There are two general types of posters:
(A) ones that are meant to stand alone on a wall, with no interaction.
(B) ones that are meant to serve as guides for a personal discussion on the topic.
Posters for the class should be type (B), since the main purpose will be a poster session with many people.
As such, design your poster with this in mind: Add any image that you would want to draw on the board or have on a slide if you are giving a presentation. Posters with just text are typically not very useful. All text should be large enough so that if you printed the entire poster on one piece of paper (standard notebook size) that it would be easy to read. (Moreover, outlining a poster on a single piece of paper is an excellent way to start organizing your thoughts.)
Make the posters eye-catching, so that people from a distance want to come over and find out more.
Illustrations, pictures, and examples are the key reason to make a poster. Build your poster around these!
For more recommendations on how to make a scientific poster, check out this tutorial: https://www.calliechappell.com/blog/scientific-poster.
The department requests that you avoid full-color (e.g., black or blue) backgrounds with white text – this makes the posters hard to print. Some colors or using of fun design elements are great an encouraged, but if it does not make a difference, choose a white background.
Making Posters
At the poster session there will be easels, foam boards, and clips that can support posters. I suggest two approaches to actually make the posters:
beginner / slides: Make 8 slides in PowerPoint (or equivalent) and post print-outs of the slides. Make sure you use large enough font that it is easy to read. The slides will help you structure your ``poster’’ linearly to tell a story and help you modularize the presentation (both good things).
advanced / one-big-image: You can use applications like Powerpoint, Keynote, LucidChart, Omnigraffle, Illustrator, or IPE to create a single large slide.
The pdf file should be called firstname-lastname.pdf
(e.g., ana-marasovic.pdf
; firstname-lastname
replaced with one of the actual names of you group members) and the department will print it for you.
If you make this to scale at 24 x 36 (either orientation), then the department will print it for you. This should still have a clear title and narrative flow. Other than including the key points, GO WILD, and do whatever you can imagine!
Your poster is not complete until it has been approved by me or TAs!
Make sure the poster is in pdf format and is 24 x 36 feet, otherwise it will not be printed.
Unless required for a special creative angle, the background should be white.
Early submissions are greatly appreciated.
Poster Outline
A poster outline will need to be turned in (via Gradescope) by April 17 at 5pm. This is to be the first full draft; but you can continue tweaking after this step. Successful completion of this component is worth 5 points towards the poster presentation. Early submissions are much appreciated.

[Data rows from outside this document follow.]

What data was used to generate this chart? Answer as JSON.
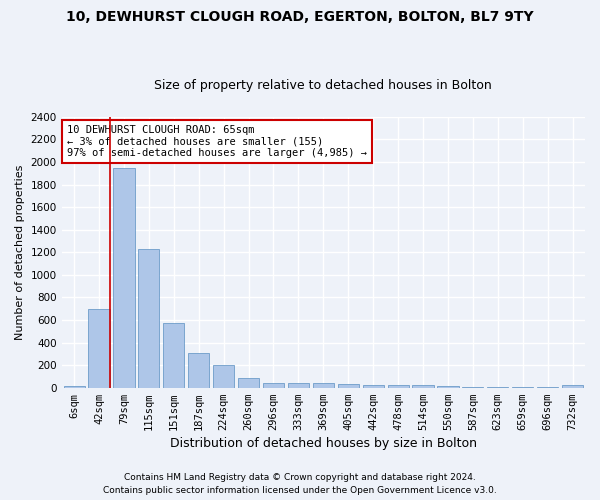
{
  "title": "10, DEWHURST CLOUGH ROAD, EGERTON, BOLTON, BL7 9TY",
  "subtitle": "Size of property relative to detached houses in Bolton",
  "xlabel": "Distribution of detached houses by size in Bolton",
  "ylabel": "Number of detached properties",
  "bar_labels": [
    "6sqm",
    "42sqm",
    "79sqm",
    "115sqm",
    "151sqm",
    "187sqm",
    "224sqm",
    "260sqm",
    "296sqm",
    "333sqm",
    "369sqm",
    "405sqm",
    "442sqm",
    "478sqm",
    "514sqm",
    "550sqm",
    "587sqm",
    "623sqm",
    "659sqm",
    "696sqm",
    "732sqm"
  ],
  "bar_values": [
    15,
    700,
    1950,
    1230,
    575,
    305,
    200,
    85,
    45,
    40,
    40,
    35,
    25,
    25,
    20,
    15,
    10,
    10,
    5,
    5,
    20
  ],
  "bar_color": "#aec6e8",
  "bar_edge_color": "#5a8fc2",
  "vline_color": "#cc0000",
  "annotation_text": "10 DEWHURST CLOUGH ROAD: 65sqm\n← 3% of detached houses are smaller (155)\n97% of semi-detached houses are larger (4,985) →",
  "annotation_box_color": "#cc0000",
  "ylim": [
    0,
    2400
  ],
  "yticks": [
    0,
    200,
    400,
    600,
    800,
    1000,
    1200,
    1400,
    1600,
    1800,
    2000,
    2200,
    2400
  ],
  "footnote1": "Contains HM Land Registry data © Crown copyright and database right 2024.",
  "footnote2": "Contains public sector information licensed under the Open Government Licence v3.0.",
  "background_color": "#eef2f9",
  "grid_color": "#ffffff",
  "title_fontsize": 10,
  "subtitle_fontsize": 9,
  "ylabel_fontsize": 8,
  "xlabel_fontsize": 9,
  "tick_fontsize": 7.5,
  "footnote_fontsize": 6.5
}
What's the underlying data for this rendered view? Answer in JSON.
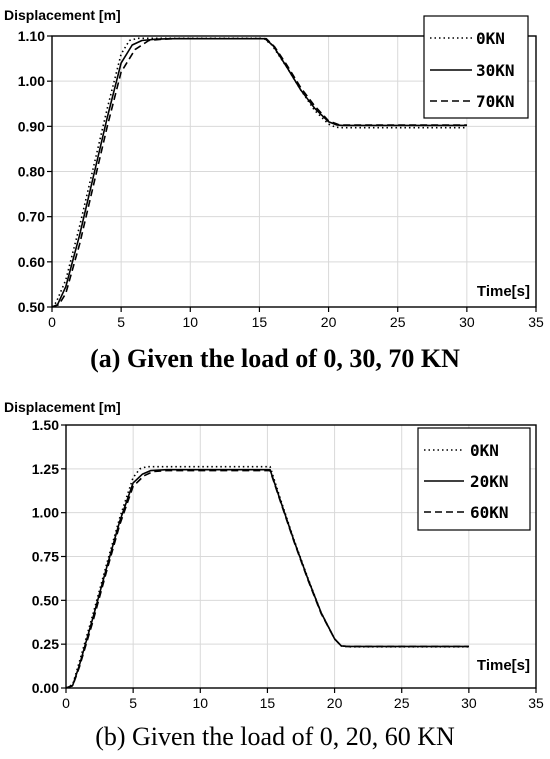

You are also encouraged to stop by during office hours to discuss with the instructor or a TA.
The outline should include a draft of the poster (either as a set of slides) or as a single document. It should be near complete, so that the instructor/TA can make concrete suggestions to improve the poster.
Poster Session
Each student will be assigned two posters to write a small (250 words) summary on. During the poster session each student will need to visit their assigned posters and learn about it enough to write the small summary.
All students will vote one of their top 2 posters (judged by project accomplishments and quality of poster presentation). They cannot vote for their own. The top vote getter will earn a bonus 5 points, and the second top vote getter will earn a bonus 2 points.
The past winners had very creative designs with lots of pictures or examples, but still had all of the important points above.
Also the instructor will visit each poster and ask for a 2 minute overview of the project. Prepare and practice this short oral presentation.